The productive businesses were owned by Morris Motors Limited and this corporate structure appears to have been retained until the formation of British Leyland in 1968.
In 1945 the principal businesses among them were:
- Morris Motors Limited - Morris vehicles which was also the Nuffield Organization's holding company for:
  - Wolseley Motors Limited – Wolseley cars
  - Riley (Coventry) Limited – Riley cars
  - The M.G. Car Company Limited – MG cars
  - Morris Commercial Cars Limited – producing vans and trucks
- The S.U. Carburetter Company Limited
and included:
- Nuffield Acceptances Limited – Arranged finance in connection with hire-purchase agreements for the purchase of motor cars
- Nuffield (Australia) Pty Limited
- Nuffield Exports Limited
- Nuffield Mechanizations Limited – produced tanks during the war
- Nuffield Metal Products Limited
- Nuffield Tools and Gauges Limited – production equipment for the other companies
- The Nuffield Press Limited – publishing handbooks, owners' magazine etc.

==Morris-Austin merger==
An agreement was reached between Morris and The Austin Motor Company in October 1948 amounting to amalgamation in everything but financial structure. The terms included the constant interchange of information on production methods, research, design, buying and almost every other aspect of their work. It also envisaged the pooling of factory resources. In July 1949 Morris and Austin announced the end of their scheme, no further steps would be taken to pool production resources and no merger of any kind was contemplated.
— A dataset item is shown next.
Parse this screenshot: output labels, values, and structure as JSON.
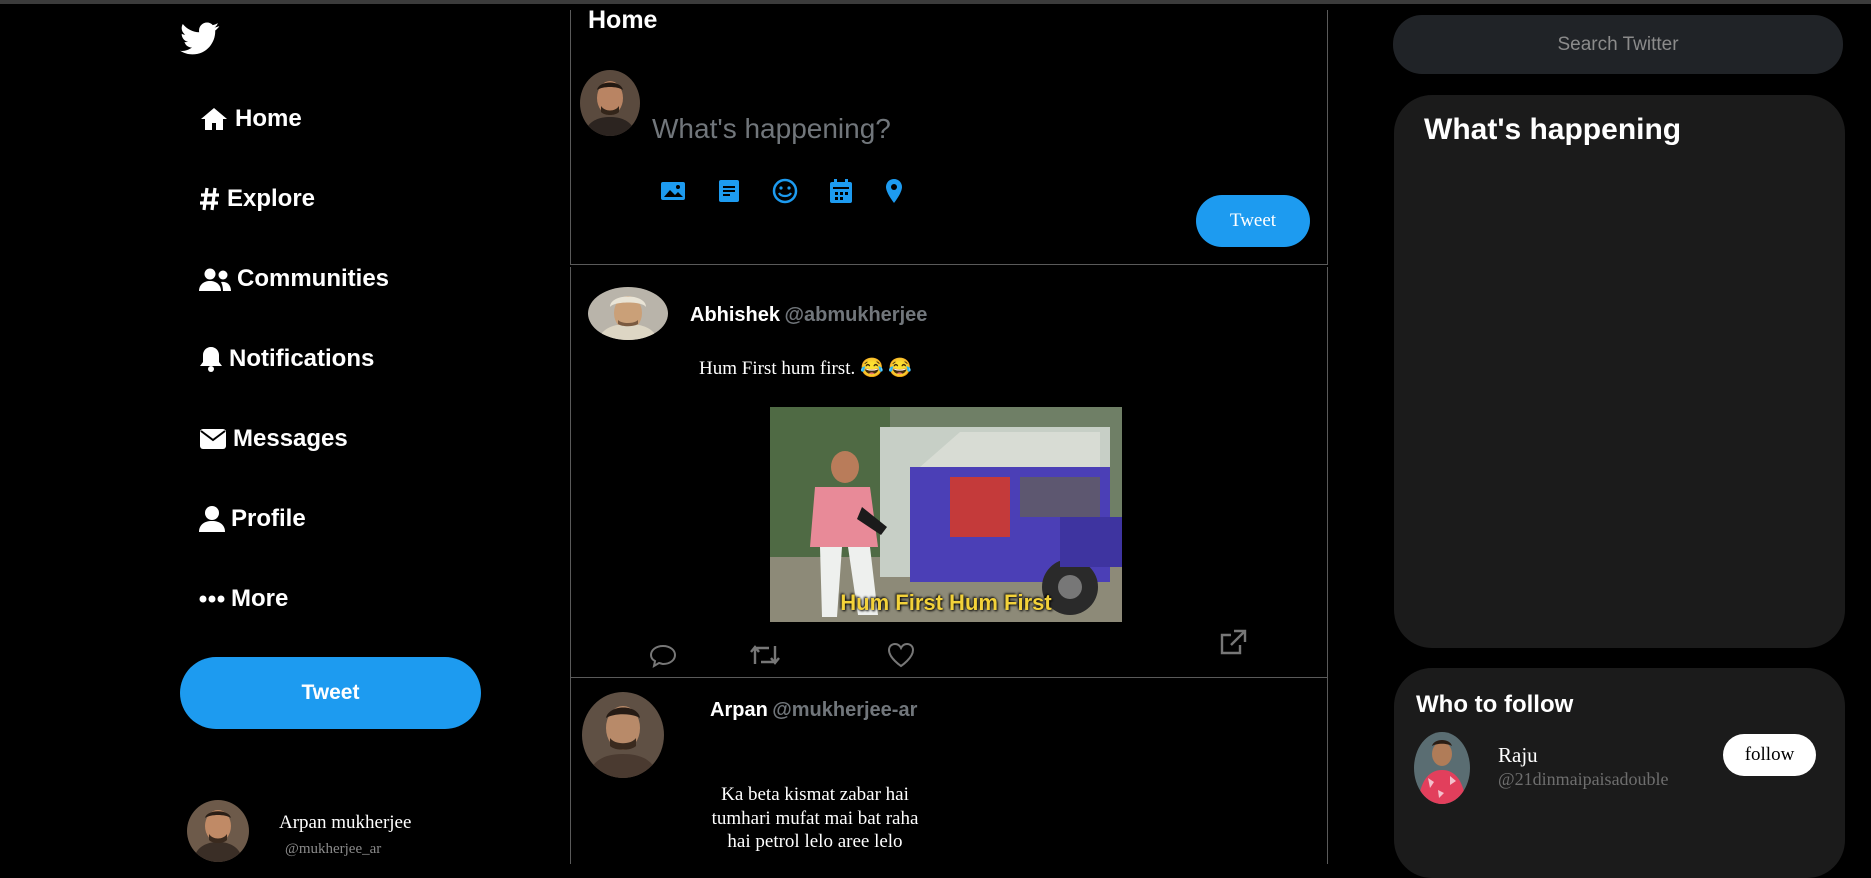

"Nuffield and Austin broke off arrangements for the exchange of confidential information in 1949 following the revival of long-standing hostilities between their chief executives and the Labour Party's decision not to include the industry in its plans for future nationalisation."
 Leonard Lord, chief of Austin, had been with Morris from 1923 to 1936, the last four years as Morris's chief executive. They had parted on extremely bad terms.

The motoring correspondent of The Times said the two concerns were fundamentally different in their structure. The Nuffield Organization under the control of Morris Motors made three Morris models with Wolseley (two), Riley (two), MG (two) as well as Morris Commercial trucks, Nuffield Universal tractors and marine engines. The main factory was at Cowley, Oxford, there were more at Birmingham, Coventry and Abingdon. The Austin business, Austin of England, was highly concentrated both in its huge Longbridge factory at Birmingham and in its products: six Austin car models, Austin trucks and marine engines and battery electric vehicles.

The nine different cars made by Nuffield using six engines and five (and a half) car bodies of which the "specialist" three were obsolescent, the rest very closely related if not identical.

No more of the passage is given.